FLOC scores win against guest worker exploitation
The H2A guest worker program allows American growers to import guest workers from abroad. The law spells out a lot of rights that these guest workers are due: the sponsoring employer is supposed to provide transportation, housing and meals in addition to the wage promised. However, guest workers are subject to deportation if they displease their sponsor — so as FLOC (the Farm Labor Organizing Committee) often explains, unless there’s a union representing them, they don’t necessarily get what they’ve been promised.
FLOC has been organizing farmworkers at OJ Smith Farms, a North Carolina tobacco grower employing workers recruited by labor contractor Salvador Barajas. Barajas recruits guest workers for several North Carolina farms, and these growers have failed to keep up their end of the bargain. FLOC has been demanding that the Department of Labor crack down on the scofflaw contractor and growers.
First, the good news — DOL finally slapped Barajas with nearly $500,000 in fines for failing to provide meals and transportation for the workers, with more than $200,000 being returned to the workers themselves. And he’s been banned from participating in the H2A program for three years.
Unfortunately, the DOL chose to let the growers go scott-free. Worse, the OJ Smith Farms apparently used the occasion to fire union supporters in an effort to thwart the organizing campaign.
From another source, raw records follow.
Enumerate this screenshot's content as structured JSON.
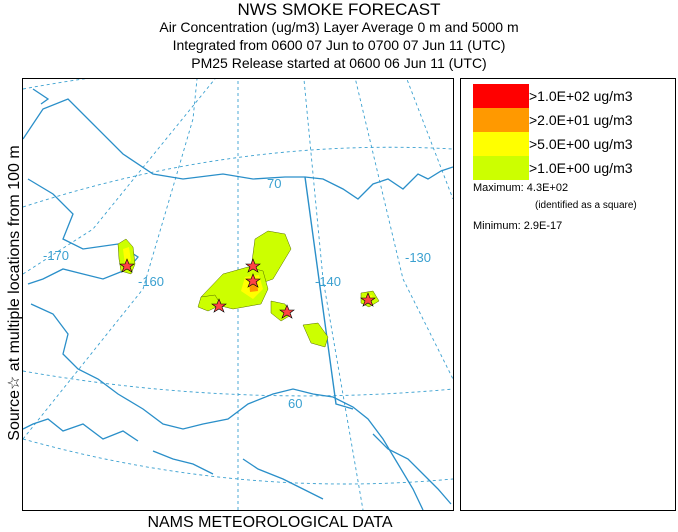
{
  "title": "NWS SMOKE FORECAST",
  "subtitle_lines": [
    "Air Concentration (ug/m3) Layer Average    0 m and  5000 m",
    "Integrated from 0600 07 Jun to 0700 07 Jun 11 (UTC)",
    "PM25 Release started at 0600 06 Jun 11 (UTC)"
  ],
  "side_label": "Source☆   at multiple locations   from  100 m",
  "bottom_label": "NAMS METEOROLOGICAL DATA",
  "map": {
    "lon_labels": [
      "-170",
      "-160",
      "-140",
      "-130"
    ],
    "lat_labels": [
      "70",
      "60"
    ],
    "colors": {
      "coast": "#2a8fc9",
      "grid": "#3aa0d0",
      "plume_low": "#ccff00",
      "plume_mid": "#ffff00",
      "plume_high": "#ff9900",
      "plume_top": "#ff0000"
    }
  },
  "legend": {
    "entries": [
      {
        "label": ">1.0E+02 ug/m3",
        "color": "#ff0000"
      },
      {
        "label": ">2.0E+01 ug/m3",
        "color": "#ff9900"
      },
      {
        "label": ">5.0E+00 ug/m3",
        "color": "#ffff00"
      },
      {
        "label": ">1.0E+00 ug/m3",
        "color": "#ccff00"
      }
    ],
    "maximum": "Maximum: 4.3E+02",
    "maximum_note": "(identified as a square)",
    "minimum": "Minimum: 2.9E-17"
  }
}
FLOC is calling on tobacco companies that purchase from OJ Smith and the other growers to take action. “Companies like Reynolds American, Alliance One, and Universal Leaf all have standards they claim their growers must comply with but none of them has taken any action to support these brave workers who stepped forward and called out human right abuses in their supply chains,” said FLOC President Baldemar Velasquez. It’s high time they did.